Rudd's forgettery and the things that don't matter

The word ‘forgettery’ was mentioned several times by Kevin Rudd during the Eureka Street Discerning Conversation at Melbourne University earlier this month. 

It’s not listed in the Oxford or Macquarie dictionaries, possibly because it originated in the Rudd household and may not have gone far beyond. Rudd said: ‘Mum always had a saying: just put it into your forgettery’. 

He used the term to indicate what he does with criticism he’s been subjected to over the years, such as that referring to his reported tantrums and harsh treatment of staff.

Is putting unpleasant or shameful memories out of our mind a sign of arrogance, or instead the outcome of a proper discerning of what needs to be taken seriously?

There are some clues in an interview which Annabel Crabbe conducted with his wife Therese Rein for Fairfax in 2009. They suggest it was apt to use it during an event that was titled Things That Matter.

In dealing with her anger over the publication of photos of her gym workout, Rein said she put it into the forgettery. It’s the same for opposition and media outrage over the Rudd Family's use of a publicly funded maid to babysit their youngest teenager during their early days at the Lodge in 2008. The forgettery is for the things thatdon’t matter.

‘All that stuff goes straight to the Forgettery,’ Rein told Crabbe. ‘Stuff that actually doesn't matter goes in there. Stuff that's not important, stuff that if you carried it with you would be a burden.’

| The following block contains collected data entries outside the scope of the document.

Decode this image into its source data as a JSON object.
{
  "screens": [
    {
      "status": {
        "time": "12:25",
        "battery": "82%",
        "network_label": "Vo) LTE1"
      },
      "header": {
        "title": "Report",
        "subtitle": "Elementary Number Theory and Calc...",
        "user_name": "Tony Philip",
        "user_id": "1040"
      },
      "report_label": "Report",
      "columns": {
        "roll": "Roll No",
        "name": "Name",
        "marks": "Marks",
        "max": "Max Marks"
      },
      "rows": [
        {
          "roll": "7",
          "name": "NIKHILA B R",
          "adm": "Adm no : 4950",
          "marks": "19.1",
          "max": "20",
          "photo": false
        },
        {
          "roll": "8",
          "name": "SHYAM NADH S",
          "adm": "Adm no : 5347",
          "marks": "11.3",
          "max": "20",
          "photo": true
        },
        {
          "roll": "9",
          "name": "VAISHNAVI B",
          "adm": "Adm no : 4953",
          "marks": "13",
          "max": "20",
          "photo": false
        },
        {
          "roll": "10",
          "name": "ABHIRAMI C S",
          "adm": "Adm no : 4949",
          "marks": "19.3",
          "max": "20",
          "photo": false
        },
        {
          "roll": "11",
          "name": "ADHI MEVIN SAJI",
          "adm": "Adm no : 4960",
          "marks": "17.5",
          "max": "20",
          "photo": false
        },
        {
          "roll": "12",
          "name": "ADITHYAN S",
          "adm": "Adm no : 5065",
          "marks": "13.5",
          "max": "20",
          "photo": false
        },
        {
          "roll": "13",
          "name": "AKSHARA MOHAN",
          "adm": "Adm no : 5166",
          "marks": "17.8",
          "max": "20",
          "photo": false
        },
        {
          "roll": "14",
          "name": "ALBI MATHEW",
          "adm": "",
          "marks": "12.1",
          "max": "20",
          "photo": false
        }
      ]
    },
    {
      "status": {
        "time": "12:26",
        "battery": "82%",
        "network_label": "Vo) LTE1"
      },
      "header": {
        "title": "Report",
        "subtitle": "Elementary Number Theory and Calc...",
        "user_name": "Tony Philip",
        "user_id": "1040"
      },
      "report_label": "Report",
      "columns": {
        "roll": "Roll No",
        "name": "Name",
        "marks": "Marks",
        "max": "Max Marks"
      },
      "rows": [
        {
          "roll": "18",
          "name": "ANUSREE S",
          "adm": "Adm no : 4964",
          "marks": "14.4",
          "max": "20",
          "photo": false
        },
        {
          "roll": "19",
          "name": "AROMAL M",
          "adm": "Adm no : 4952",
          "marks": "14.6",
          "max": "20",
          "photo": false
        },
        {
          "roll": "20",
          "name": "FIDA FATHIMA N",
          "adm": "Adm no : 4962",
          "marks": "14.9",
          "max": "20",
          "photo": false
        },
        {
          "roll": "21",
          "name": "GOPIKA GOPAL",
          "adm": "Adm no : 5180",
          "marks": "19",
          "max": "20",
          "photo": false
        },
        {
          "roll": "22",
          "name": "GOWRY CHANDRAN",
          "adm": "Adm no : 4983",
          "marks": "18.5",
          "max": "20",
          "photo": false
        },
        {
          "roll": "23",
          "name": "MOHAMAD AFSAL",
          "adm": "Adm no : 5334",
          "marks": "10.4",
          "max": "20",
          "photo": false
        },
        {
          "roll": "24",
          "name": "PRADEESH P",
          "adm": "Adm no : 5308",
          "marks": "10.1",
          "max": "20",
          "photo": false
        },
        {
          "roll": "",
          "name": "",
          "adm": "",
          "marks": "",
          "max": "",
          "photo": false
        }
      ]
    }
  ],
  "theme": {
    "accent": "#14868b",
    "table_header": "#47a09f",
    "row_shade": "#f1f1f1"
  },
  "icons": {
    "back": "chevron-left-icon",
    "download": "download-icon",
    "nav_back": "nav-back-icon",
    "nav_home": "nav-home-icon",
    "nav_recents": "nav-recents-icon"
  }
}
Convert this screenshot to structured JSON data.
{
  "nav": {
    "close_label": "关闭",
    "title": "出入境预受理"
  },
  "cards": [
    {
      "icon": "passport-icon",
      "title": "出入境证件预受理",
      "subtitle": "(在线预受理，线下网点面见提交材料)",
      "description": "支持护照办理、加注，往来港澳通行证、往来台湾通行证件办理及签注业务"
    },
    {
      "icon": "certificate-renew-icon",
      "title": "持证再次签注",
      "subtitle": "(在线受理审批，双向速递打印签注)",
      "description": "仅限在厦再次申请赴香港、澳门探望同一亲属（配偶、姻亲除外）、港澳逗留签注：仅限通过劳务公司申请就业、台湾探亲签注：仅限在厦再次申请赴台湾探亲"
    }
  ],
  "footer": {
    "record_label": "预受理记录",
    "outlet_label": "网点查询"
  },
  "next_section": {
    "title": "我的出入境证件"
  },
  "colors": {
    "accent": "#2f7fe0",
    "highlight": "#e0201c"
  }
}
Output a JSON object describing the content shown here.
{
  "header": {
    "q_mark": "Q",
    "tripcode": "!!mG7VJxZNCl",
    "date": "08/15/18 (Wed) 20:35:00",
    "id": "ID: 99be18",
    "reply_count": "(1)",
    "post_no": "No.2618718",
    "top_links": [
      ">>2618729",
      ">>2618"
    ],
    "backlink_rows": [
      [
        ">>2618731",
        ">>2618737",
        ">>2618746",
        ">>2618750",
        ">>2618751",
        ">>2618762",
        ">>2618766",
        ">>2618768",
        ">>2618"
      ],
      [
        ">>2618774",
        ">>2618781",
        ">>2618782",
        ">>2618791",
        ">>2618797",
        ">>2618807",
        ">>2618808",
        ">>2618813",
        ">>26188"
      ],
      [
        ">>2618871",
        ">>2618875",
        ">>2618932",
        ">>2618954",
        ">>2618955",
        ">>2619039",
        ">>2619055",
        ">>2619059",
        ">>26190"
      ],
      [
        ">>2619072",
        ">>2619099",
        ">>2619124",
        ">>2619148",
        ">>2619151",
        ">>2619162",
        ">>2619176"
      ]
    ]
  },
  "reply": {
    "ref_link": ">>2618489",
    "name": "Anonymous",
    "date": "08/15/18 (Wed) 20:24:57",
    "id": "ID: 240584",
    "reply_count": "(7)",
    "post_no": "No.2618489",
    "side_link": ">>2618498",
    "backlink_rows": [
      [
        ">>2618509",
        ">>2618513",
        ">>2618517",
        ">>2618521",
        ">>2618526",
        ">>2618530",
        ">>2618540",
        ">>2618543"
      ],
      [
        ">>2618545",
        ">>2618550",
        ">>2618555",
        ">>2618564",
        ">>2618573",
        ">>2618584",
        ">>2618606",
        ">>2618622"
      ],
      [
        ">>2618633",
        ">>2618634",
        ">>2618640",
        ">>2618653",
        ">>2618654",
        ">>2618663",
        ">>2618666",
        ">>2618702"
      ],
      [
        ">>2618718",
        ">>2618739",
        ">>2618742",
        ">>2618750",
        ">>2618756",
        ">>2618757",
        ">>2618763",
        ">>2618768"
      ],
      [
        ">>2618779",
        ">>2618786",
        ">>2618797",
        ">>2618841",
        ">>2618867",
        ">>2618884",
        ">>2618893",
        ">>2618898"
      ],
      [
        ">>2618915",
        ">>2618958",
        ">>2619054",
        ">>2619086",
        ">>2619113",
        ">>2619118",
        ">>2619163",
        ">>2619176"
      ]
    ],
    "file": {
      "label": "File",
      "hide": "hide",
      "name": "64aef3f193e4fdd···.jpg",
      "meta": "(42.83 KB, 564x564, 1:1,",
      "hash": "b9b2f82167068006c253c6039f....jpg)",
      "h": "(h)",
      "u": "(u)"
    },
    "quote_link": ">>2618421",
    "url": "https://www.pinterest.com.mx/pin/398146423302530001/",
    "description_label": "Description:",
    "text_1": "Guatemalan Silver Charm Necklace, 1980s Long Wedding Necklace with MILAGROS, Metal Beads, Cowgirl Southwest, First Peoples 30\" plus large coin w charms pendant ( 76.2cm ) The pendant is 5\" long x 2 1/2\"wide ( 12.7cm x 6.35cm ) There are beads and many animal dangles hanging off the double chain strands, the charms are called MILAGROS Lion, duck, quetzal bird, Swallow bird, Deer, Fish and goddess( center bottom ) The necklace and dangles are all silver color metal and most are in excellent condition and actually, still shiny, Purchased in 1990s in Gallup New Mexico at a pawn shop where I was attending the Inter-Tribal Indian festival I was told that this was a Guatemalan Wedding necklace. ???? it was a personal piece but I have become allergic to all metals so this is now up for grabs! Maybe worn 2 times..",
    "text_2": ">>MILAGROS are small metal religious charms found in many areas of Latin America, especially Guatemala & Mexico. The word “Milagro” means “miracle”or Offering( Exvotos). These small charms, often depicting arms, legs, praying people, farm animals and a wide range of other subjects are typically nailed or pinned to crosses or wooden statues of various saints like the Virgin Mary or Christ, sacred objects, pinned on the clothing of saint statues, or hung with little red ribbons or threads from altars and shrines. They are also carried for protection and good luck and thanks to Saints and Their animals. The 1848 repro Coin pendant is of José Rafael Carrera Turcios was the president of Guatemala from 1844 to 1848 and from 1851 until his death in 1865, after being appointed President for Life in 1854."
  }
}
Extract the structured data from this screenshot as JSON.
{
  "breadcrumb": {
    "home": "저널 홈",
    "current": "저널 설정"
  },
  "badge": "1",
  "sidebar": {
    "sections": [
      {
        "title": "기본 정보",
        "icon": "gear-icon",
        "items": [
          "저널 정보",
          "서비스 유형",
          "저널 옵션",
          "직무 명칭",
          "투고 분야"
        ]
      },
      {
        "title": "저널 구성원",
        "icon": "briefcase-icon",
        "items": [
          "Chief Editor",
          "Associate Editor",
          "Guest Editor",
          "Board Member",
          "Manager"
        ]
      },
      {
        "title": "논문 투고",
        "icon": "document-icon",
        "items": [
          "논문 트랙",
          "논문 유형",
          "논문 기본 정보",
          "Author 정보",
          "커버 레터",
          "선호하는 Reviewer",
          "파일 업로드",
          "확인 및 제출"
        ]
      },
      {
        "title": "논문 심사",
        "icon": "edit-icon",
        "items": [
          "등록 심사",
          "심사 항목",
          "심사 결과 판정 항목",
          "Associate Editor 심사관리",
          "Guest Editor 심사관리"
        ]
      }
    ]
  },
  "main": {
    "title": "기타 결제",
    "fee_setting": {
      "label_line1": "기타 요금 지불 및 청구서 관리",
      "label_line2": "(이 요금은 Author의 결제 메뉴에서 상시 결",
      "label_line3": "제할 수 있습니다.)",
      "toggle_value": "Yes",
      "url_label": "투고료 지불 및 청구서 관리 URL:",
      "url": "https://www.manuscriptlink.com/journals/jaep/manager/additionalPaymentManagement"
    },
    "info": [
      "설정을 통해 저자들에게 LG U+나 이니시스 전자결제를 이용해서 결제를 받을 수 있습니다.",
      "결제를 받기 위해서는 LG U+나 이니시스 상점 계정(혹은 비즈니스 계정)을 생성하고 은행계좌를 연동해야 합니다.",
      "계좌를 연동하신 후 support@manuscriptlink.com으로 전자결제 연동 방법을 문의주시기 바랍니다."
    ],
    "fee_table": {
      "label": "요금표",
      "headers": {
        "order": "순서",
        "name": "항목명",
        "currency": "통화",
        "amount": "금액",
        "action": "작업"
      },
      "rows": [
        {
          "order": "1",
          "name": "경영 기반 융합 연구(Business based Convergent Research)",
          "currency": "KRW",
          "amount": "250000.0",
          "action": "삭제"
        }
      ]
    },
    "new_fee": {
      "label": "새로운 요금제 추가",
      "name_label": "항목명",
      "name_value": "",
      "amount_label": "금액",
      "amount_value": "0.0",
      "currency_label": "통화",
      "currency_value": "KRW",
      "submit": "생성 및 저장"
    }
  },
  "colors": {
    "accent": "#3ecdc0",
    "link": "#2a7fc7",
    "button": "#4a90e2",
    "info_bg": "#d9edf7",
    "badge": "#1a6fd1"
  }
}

On the other hand, some things do matter, and we need to carry them with us until we can atone for them. These may or may not include items in Rudd’s forgettery. But they certainly included the treatment of Indigenous Australians, and also the Forgotten Australians mistreated in institutional child care last century, and children sexually abused by church officials. 

The media and opposition are programmed to act as watchdogs. They – and indeed the public – will not allow things that matter to remain in the forgettery. Former prime minister John Howard put the treatment of Indigenous Australians into his forgettery. Subsequent support for the Apology showed this to be a misjudgment of public sentiment. 

As for the church, Bishop Anthony Fisher appears to have had the forgettery in mind when he provoked outrage during World Youth Day 2008 by trying to insist a sexual abuse case belonged there. Before later apologising, he spoke disparagingly of those who were ‘dwelling crankily ... on old wounds’.

This raises the question of the motivation for keeping some things in the forgettery while allowing others to be retrieved from it. The identification of the truth in a way that leads to the righting of the wrongs of the past would seem appropriate justification. But too often, it is done as an act of political or psychological vindictiveness.

Julia Gillard has had her own forgettery raided during the past week with media coverage and opposition questions concerning events that occurred two decades ago at the end of her period of employment as a lawyer with Slater & Gordon.

At her media conference on Thursday, she lashed out at the ‘misogynists and the nut jobs on the internet’, which would seem to be fair criticism. As would criticising The Australian newspaper for using already resolved issues from the past to prosecute its anti-Labor political agenda.

A forgettery is not sealed like the confessional, but it should not be opened unless it promotes justice for the individual and the common good.